Of course, the result is intuitively clear, but I was unable to formulate a rigorous proof of this claim. The thing that confuses me here is that we know the behaviour of the derivative depending on the value of $r$, rather than on the parameter $t$, so I am not sure how to use the information about the derivative in connection to the limit.
Could someone give me a hint on where/how to start?

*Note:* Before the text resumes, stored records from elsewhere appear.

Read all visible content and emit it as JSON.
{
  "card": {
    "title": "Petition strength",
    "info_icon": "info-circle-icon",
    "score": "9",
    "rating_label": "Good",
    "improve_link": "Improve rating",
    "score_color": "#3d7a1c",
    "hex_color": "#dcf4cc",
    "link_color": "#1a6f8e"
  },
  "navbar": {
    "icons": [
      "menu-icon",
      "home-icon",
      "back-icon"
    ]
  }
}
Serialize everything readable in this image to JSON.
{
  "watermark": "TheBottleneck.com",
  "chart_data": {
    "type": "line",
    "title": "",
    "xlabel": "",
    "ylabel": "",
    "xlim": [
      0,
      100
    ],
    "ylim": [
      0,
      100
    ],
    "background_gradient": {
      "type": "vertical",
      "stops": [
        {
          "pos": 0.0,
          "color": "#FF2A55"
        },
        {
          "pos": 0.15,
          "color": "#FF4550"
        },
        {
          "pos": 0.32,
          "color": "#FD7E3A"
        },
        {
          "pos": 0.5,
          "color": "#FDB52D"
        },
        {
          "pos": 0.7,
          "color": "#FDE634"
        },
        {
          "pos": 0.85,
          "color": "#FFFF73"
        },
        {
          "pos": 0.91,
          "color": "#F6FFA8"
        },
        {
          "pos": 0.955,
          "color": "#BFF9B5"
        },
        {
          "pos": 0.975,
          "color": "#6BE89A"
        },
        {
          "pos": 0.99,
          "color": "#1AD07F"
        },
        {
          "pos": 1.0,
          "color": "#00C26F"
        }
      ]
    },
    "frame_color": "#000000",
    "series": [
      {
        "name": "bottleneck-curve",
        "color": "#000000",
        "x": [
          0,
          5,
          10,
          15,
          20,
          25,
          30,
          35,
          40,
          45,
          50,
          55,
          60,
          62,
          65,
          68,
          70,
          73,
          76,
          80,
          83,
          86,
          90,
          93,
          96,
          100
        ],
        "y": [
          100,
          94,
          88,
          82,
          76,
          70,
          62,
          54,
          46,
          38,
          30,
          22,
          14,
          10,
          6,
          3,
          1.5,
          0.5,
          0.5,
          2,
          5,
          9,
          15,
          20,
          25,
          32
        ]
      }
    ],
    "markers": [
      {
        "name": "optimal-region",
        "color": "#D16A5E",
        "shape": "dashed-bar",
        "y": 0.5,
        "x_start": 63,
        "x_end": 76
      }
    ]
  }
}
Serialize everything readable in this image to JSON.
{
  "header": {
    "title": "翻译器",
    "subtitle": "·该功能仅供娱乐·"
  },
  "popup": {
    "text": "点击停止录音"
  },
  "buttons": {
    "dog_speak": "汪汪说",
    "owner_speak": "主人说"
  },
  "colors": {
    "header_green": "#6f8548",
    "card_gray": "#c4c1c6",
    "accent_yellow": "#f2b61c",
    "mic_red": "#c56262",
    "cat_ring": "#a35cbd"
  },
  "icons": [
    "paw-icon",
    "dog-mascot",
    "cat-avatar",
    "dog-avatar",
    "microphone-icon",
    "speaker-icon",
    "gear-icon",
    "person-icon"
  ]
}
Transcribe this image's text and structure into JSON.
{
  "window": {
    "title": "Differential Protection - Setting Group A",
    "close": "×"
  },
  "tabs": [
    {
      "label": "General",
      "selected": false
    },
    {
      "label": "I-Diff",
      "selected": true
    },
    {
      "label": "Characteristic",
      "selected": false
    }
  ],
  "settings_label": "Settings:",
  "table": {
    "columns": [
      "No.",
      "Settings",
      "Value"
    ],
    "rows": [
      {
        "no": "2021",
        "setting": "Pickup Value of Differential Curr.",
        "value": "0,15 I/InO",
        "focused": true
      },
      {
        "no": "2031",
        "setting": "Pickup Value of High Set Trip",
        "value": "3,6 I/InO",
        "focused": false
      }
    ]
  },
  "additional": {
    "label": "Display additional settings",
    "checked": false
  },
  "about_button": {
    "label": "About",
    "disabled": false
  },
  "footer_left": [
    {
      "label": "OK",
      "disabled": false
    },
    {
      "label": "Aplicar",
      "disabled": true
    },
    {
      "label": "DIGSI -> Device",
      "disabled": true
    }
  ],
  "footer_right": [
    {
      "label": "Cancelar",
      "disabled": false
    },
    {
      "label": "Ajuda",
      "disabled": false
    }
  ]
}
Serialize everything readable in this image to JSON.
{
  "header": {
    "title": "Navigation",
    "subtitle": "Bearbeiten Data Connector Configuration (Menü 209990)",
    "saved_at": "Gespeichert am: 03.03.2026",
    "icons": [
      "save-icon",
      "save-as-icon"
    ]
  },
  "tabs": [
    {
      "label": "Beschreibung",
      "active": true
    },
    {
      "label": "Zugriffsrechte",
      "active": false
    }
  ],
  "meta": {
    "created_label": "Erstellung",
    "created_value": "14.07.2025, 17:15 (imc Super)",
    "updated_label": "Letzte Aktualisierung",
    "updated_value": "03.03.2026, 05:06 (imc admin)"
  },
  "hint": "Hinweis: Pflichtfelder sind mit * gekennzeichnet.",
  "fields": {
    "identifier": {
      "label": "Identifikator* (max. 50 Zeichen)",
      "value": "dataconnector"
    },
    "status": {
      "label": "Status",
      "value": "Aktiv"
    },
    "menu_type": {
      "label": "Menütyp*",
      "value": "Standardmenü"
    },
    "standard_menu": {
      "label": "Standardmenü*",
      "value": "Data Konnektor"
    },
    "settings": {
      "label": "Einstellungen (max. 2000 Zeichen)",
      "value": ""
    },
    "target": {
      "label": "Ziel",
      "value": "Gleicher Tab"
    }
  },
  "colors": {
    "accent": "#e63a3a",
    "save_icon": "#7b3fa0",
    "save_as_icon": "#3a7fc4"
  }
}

EDIT: Just to be fully clear, I would like to prove the following:
Suppose that $r:\mathbb{R}\to(0,\infty)$ is smooth and satisfies \begin{align} (1) \quad \dot r > 0 \quad &\text{for} \quad r < 1\\ (2) \quad \dot r < 0 \quad &\text{for} \quad r > 1. \end{align} Then $ \lim_{t\to \infty} r(t) = 1. $
EDIT 2: As pointed out in one of the answers, the claim is not true as stated.
This is wrong as it stands. Consider $r(t)=\frac1{10}\arctan t$. Then $r(t)<1$ for all $t$ and $\dot r(t)>0$ for all $t$ but $r(t)\not \to 1$ as $t\to\infty$.
You will need $r$ to satisfy some other conditions, for example a suitable ODE.